OTOH, stlport license is no-nonsense free, like the rest of AOSP, while the linking exception to GPL v3 for gnustl is not easy to understand. See https://groups.google.com/d/topic/android-ndk/OWl_orR0DRQ for some older discussion.
If you look at the NDK release notes, you will find that in terms of fixed bugs these two STL implementations were more or less on par.
I would be glad to see performance benchmarks, but personally I have never encountered a situation where STL implementation variation resolved a real bottleneck.
Upvotes: 4
Reputation: 432
GNU STL is distributed under GPLv3 license which is not acceptable for some people. NDK also provides STLport and it is possible to use it instead, but it is a bit more complicated as standalone tool-chain does not include it.

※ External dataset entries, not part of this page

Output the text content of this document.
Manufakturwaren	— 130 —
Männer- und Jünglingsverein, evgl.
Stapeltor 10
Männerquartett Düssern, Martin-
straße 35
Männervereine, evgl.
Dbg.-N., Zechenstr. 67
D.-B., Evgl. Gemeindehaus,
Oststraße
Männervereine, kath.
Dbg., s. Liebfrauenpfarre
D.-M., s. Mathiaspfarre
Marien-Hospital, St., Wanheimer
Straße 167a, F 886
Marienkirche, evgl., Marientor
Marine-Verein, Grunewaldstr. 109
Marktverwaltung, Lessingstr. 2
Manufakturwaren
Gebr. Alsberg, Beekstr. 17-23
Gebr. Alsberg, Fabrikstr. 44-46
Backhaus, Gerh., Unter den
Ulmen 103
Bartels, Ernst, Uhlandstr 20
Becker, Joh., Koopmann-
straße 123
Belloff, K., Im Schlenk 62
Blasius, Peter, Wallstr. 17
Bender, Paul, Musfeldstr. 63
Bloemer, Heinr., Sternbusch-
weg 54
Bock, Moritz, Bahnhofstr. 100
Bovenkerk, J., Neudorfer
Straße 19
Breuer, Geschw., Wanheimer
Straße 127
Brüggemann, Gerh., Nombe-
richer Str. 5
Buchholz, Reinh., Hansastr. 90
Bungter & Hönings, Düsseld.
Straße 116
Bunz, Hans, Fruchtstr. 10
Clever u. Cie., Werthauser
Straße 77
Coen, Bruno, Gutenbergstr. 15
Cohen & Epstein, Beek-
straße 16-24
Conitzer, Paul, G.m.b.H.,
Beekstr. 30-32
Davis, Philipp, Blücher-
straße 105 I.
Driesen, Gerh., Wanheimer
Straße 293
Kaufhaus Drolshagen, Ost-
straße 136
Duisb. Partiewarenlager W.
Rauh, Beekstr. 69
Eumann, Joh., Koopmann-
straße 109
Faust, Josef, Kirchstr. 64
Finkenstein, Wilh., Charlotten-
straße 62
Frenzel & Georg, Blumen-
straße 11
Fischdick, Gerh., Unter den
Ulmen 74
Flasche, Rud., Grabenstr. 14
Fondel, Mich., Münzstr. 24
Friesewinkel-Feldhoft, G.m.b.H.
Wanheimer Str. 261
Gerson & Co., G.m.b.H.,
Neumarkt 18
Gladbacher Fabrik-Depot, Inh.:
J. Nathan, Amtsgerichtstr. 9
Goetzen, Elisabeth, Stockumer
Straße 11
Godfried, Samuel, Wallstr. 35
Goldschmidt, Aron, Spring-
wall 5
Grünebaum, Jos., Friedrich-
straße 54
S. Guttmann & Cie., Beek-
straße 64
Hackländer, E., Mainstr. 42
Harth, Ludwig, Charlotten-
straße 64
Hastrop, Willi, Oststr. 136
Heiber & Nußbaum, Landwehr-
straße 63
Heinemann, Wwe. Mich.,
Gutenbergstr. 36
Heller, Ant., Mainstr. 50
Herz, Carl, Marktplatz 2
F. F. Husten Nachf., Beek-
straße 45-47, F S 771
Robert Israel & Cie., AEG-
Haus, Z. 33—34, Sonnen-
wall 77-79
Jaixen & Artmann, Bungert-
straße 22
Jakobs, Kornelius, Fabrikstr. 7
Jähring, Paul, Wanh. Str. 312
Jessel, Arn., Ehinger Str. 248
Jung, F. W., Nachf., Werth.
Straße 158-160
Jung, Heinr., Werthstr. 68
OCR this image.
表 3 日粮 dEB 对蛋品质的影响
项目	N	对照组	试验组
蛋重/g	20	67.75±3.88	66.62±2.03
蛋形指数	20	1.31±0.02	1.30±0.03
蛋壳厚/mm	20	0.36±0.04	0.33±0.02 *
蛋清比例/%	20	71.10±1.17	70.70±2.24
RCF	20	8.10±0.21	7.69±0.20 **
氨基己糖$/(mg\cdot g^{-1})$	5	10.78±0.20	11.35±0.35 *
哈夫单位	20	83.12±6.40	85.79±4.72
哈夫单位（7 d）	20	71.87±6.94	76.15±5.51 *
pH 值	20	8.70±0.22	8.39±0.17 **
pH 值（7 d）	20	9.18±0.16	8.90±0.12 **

By default NDK tool-chain will link your C++ shared lib's against a static version of GNU STL lib. However if you are using several shared lib's it is not acceptable to link against the static version of STL as each of your shared lib will have its own copy of STL. This will result in several copies of global vars defined in STL and may lead to memory leak or corruption
IMPORTANT : Using the NDK toolchain directly has a serious limitation: You won't be able to use any C++ STL (either STLport or the GNU libstdc++) with it. Also no exceptions and no RTTI.